FIG. 3 illustrates the force-path-characteristic of the magnet system illustrated in FIGS. 1 and 2, in which the force P is plotted over the path s, with the magnet system curves being designated by m and the spring assembly curve designated by f. The spring assembly should be so constructed that it is completely symmetrical, whereby the curve f, passes through the zero point exactly in the middle between the rest side R and the working side A. As long as no excitation is produced by means of the coil, the magnet system curve m (θ=0) is applicable. The magnetic force curve thus lies above that of the spring assembly and the magnet system pulls the armature to the rest side R. When the magnet system is energized, the curve m (θ=θan) is applicable.

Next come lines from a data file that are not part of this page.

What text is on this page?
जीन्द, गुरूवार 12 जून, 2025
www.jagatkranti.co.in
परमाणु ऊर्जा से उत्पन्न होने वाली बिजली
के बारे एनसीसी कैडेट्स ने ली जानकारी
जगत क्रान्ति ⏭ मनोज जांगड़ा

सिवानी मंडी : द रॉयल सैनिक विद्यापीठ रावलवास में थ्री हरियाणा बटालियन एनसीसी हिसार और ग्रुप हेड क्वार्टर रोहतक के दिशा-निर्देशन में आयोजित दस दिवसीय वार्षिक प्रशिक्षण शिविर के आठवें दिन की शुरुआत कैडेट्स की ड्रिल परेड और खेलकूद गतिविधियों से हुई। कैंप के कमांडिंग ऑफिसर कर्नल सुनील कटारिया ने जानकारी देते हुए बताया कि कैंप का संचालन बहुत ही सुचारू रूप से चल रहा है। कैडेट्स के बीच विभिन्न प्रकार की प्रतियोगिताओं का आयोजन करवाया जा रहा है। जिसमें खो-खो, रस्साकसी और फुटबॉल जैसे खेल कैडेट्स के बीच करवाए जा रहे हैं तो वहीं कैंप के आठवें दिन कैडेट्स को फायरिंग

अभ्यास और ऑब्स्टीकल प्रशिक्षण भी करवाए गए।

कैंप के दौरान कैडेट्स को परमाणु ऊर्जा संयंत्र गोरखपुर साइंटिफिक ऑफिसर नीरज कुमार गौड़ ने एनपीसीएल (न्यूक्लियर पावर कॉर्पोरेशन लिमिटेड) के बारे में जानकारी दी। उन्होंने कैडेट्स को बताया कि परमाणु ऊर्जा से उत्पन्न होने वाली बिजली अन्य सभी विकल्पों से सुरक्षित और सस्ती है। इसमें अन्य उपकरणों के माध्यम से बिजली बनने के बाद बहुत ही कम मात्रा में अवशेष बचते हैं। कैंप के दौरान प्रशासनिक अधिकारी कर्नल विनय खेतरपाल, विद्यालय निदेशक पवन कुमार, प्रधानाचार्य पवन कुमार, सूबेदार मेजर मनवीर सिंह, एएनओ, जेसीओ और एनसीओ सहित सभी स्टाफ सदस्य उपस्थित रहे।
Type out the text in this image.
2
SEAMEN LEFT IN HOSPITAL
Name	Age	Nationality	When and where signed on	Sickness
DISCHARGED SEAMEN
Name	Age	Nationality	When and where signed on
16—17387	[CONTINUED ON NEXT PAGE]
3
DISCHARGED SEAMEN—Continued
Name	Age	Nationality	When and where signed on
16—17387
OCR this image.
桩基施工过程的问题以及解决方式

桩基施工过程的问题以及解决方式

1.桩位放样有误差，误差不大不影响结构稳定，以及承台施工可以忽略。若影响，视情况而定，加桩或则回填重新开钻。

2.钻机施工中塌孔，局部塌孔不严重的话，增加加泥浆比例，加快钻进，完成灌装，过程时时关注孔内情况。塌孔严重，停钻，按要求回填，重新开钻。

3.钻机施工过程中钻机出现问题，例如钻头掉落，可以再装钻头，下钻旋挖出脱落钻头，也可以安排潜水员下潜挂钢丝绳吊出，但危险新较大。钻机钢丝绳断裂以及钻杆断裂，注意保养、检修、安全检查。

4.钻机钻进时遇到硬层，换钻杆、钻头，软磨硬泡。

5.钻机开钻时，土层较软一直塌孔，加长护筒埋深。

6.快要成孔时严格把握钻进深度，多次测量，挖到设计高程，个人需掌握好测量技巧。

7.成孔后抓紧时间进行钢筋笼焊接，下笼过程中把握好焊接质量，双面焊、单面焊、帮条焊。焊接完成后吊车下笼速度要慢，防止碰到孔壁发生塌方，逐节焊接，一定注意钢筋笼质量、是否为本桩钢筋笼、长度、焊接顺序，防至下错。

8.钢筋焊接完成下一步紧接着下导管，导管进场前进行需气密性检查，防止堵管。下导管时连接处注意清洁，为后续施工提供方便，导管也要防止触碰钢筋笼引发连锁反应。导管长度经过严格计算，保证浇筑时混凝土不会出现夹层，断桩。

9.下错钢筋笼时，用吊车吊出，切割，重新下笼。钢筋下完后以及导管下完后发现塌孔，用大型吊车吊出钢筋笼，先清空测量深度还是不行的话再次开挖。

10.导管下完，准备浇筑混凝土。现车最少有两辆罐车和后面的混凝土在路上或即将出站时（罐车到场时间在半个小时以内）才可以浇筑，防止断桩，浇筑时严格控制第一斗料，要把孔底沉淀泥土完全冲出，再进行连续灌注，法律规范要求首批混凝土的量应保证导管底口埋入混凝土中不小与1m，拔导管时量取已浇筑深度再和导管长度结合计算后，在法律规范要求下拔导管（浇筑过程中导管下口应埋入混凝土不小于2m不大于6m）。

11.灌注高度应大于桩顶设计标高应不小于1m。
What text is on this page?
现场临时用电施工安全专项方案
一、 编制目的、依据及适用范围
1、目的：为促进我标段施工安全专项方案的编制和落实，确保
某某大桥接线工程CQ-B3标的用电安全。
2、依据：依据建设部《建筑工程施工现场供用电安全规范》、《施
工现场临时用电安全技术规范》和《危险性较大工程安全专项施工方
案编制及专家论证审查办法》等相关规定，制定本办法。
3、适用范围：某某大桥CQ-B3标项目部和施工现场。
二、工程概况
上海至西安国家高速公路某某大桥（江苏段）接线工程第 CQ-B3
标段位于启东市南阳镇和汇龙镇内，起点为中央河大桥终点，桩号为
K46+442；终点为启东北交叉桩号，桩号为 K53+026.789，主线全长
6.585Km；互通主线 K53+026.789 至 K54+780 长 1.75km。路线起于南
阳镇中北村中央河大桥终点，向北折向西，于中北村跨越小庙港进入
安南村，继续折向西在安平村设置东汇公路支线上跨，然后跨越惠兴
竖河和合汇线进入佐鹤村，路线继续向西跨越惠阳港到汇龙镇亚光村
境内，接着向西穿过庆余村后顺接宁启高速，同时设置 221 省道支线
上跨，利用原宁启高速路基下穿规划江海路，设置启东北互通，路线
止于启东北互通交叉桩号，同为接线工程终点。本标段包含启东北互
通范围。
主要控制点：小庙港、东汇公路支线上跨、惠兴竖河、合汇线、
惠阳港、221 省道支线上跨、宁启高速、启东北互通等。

In this case the magnet system curve lies below that of the spring assembly curve f and the armature is drawn to the working side A.
FIG. 4 illustrates a further embodiment of the invention in which the two armature branches 37 and 38 are ferromagnetically coupled over the middle piece 39. In a departure from the preceding examples, the pole pieces 33 and 34 are, in this construction, also respectively coupled to the middle piece 39 over respective narrow, ferromagnetic bars 33a or 34a. The monostable characteristic of the relay here results from the fact that the magnetic resistance of the bars 33a and 34a is, in each case, significantly greater than the magnetic resistance of the middle piece 39. The path of the permanent magnetic flux is therefore, in any given case, significantly more favorable in the one switching position than in the other, whereby the monostable characteristic always exists.
Although I have described my invention by reference to particular illustrative embodiments, many changes and modifications of the invention may become apparent to those skilled in the art without departing from the spirit and scope of the invention. I therefore intend to include within the patent warranted hereon all such changes and modifications as may reasonably and properly be included within the scope of my contribution to the art.